I don't believe in luck. Perhaps it's my lifelong history of never being able to do something the easy way, or win much of anything, but I quit believing in luck a long time ago. I've spent my life running across people who've found ways to cheat the System, get a break, or even get ahead. But every time I've tried to copy them, I get shut down at every turn. Everything I have, I've had to hustle for.
I don't mind working hard. Well, sometimes I do. Sometimes, I'd like to take it easy, slow down, play hookie from work. But I know that I can't. There's no help for me if I slow down. While Tijuana is exceptionally cheaper than San Diego to live in, the life of a border crosser is expensive. There's gas and food, buying household necessities, clothes, school supplies, work expenses- the costs of being alive. While my choice to live in Mexico saves me from needing a second job, I lose out on all of the "help" and "assistance" available to my coworkers from the government. I don't know how people who live in TJ manage to get help from the U.S.; most likely through less than honest information on their applications. I don't care if people do this. However, it's not an option that's ever been open to me. My only option is to work hard.
I wasn't always a hard worker. There was a time in my life when I was waiting for a rescuer. I thought that someone would come along and right all of the wrongs in my life. I pictured a life where I'd stay at home making Pinterest projects with my kids. I pictured a life that was very different than the one that I have now. Then, my plans and desires changed and I thought that I could be anything I wanted. I went to college and tried to plan for a future. But then Hector was deported and I began to learn that luck, like happiness, is what you make it.

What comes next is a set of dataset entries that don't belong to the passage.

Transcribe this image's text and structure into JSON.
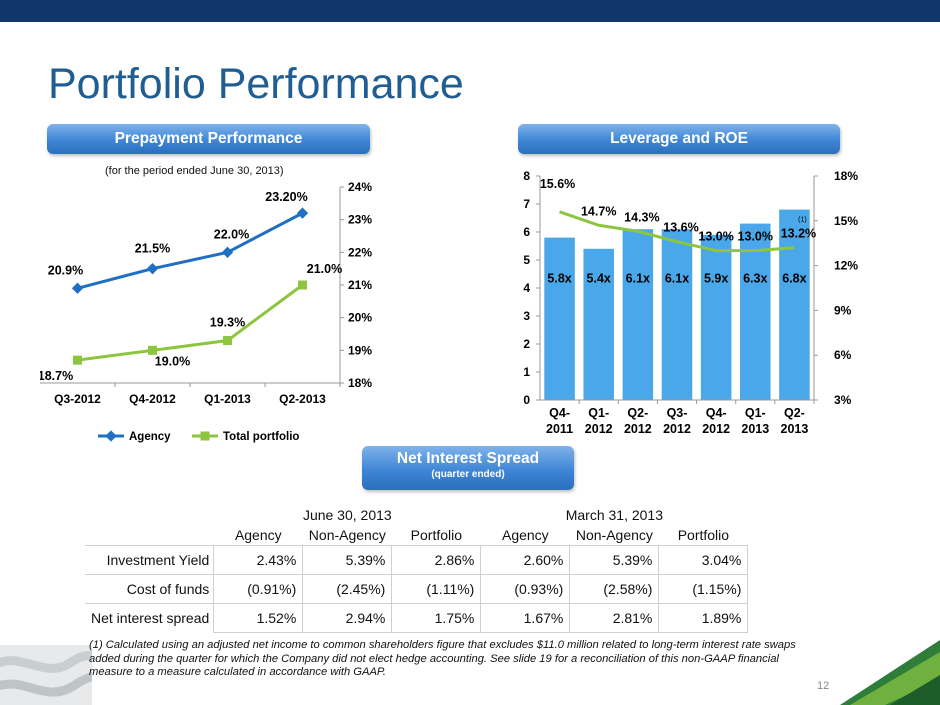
{
  "title": "Portfolio Performance",
  "prepayment": {
    "header": "Prepayment Performance",
    "note": "(for the period ended June 30, 2013)"
  },
  "leverage": {
    "header": "Leverage and ROE"
  },
  "net_spread": {
    "header": "Net Interest Spread",
    "subheader": "(quarter ended)"
  },
  "chart_data": [
    {
      "type": "line",
      "categories": [
        "Q3-2012",
        "Q4-2012",
        "Q1-2013",
        "Q2-2013"
      ],
      "series": [
        {
          "name": "Agency",
          "values": [
            20.9,
            21.5,
            22.0,
            23.2
          ],
          "labels": [
            "20.9%",
            "21.5%",
            "22.0%",
            "23.20%"
          ],
          "color": "#1f6fc2"
        },
        {
          "name": "Total portfolio",
          "values": [
            18.7,
            19.0,
            19.3,
            21.0
          ],
          "labels": [
            "18.7%",
            "19.0%",
            "19.3%",
            "21.0%"
          ],
          "color": "#8cc63f"
        }
      ],
      "ylim": [
        18,
        24
      ],
      "yticks": [
        "18%",
        "19%",
        "20%",
        "21%",
        "22%",
        "23%",
        "24%"
      ],
      "axis_side": "right",
      "legend": "bottom"
    },
    {
      "type": "bar",
      "categories": [
        "Q4-2011",
        "Q1-2012",
        "Q2-2012",
        "Q3-2012",
        "Q4-2012",
        "Q1-2013",
        "Q2-2013"
      ],
      "category_lines": [
        [
          "Q4-",
          "2011"
        ],
        [
          "Q1-",
          "2012"
        ],
        [
          "Q2-",
          "2012"
        ],
        [
          "Q3-",
          "2012"
        ],
        [
          "Q4-",
          "2012"
        ],
        [
          "Q1-",
          "2013"
        ],
        [
          "Q2-",
          "2013"
        ]
      ],
      "bars": {
        "values": [
          5.8,
          5.4,
          6.1,
          6.1,
          5.9,
          6.3,
          6.8
        ],
        "labels": [
          "5.8x",
          "5.4x",
          "6.1x",
          "6.1x",
          "5.9x",
          "6.3x",
          "6.8x"
        ],
        "color": "#4aa8ea"
      },
      "line": {
        "values": [
          15.6,
          14.7,
          14.3,
          13.6,
          13.0,
          13.0,
          13.2
        ],
        "labels": [
          "15.6%",
          "14.7%",
          "14.3%",
          "13.6%",
          "13.0%",
          "13.0%",
          "13.2%"
        ],
        "color": "#8cc63f"
      },
      "y_left": {
        "range": [
          0,
          8
        ],
        "ticks": [
          "0",
          "1",
          "2",
          "3",
          "4",
          "5",
          "6",
          "7",
          "8"
        ]
      },
      "y_right": {
        "range": [
          3,
          18
        ],
        "ticks": [
          "3%",
          "6%",
          "9%",
          "12%",
          "15%",
          "18%"
        ]
      },
      "footnote_marker": "(1)"
    }
  ],
  "table": {
    "groups": [
      "June 30, 2013",
      "March 31, 2013"
    ],
    "columns": [
      "Agency",
      "Non-Agency",
      "Portfolio",
      "Agency",
      "Non-Agency",
      "Portfolio"
    ],
    "rows": [
      {
        "label": "Investment Yield",
        "values": [
          "2.43%",
          "5.39%",
          "2.86%",
          "2.60%",
          "5.39%",
          "3.04%"
        ]
      },
      {
        "label": "Cost of funds",
        "values": [
          "(0.91%)",
          "(2.45%)",
          "(1.11%)",
          "(0.93%)",
          "(2.58%)",
          "(1.15%)"
        ]
      },
      {
        "label": "Net interest spread",
        "values": [
          "1.52%",
          "2.94%",
          "1.75%",
          "1.67%",
          "2.81%",
          "1.89%"
        ]
      }
    ]
  },
  "footnote": "(1) Calculated using an adjusted net income to common shareholders figure that excludes $11.0 million related to long-term interest rate swaps added during the quarter for which the Company did not elect hedge accounting. See slide 19 for a reconciliation of this non-GAAP financial measure to a measure calculated in accordance with GAAP.",
  "slide_number": "12"
}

I get tired. I'm worn out. The daily border crossing is emotionally draining. I get burned out in my career. But I keep going. Money doesn't rain from the sky. God gave me a body, and so I use it to work. Nobody is coming to help me but me. If the Lord sends a blessing that's fine, but usually it's just me and my abilities.
I don't have any luck, I have hustle. I can't stop for little men in green at the end of rainbows. I have to go to work.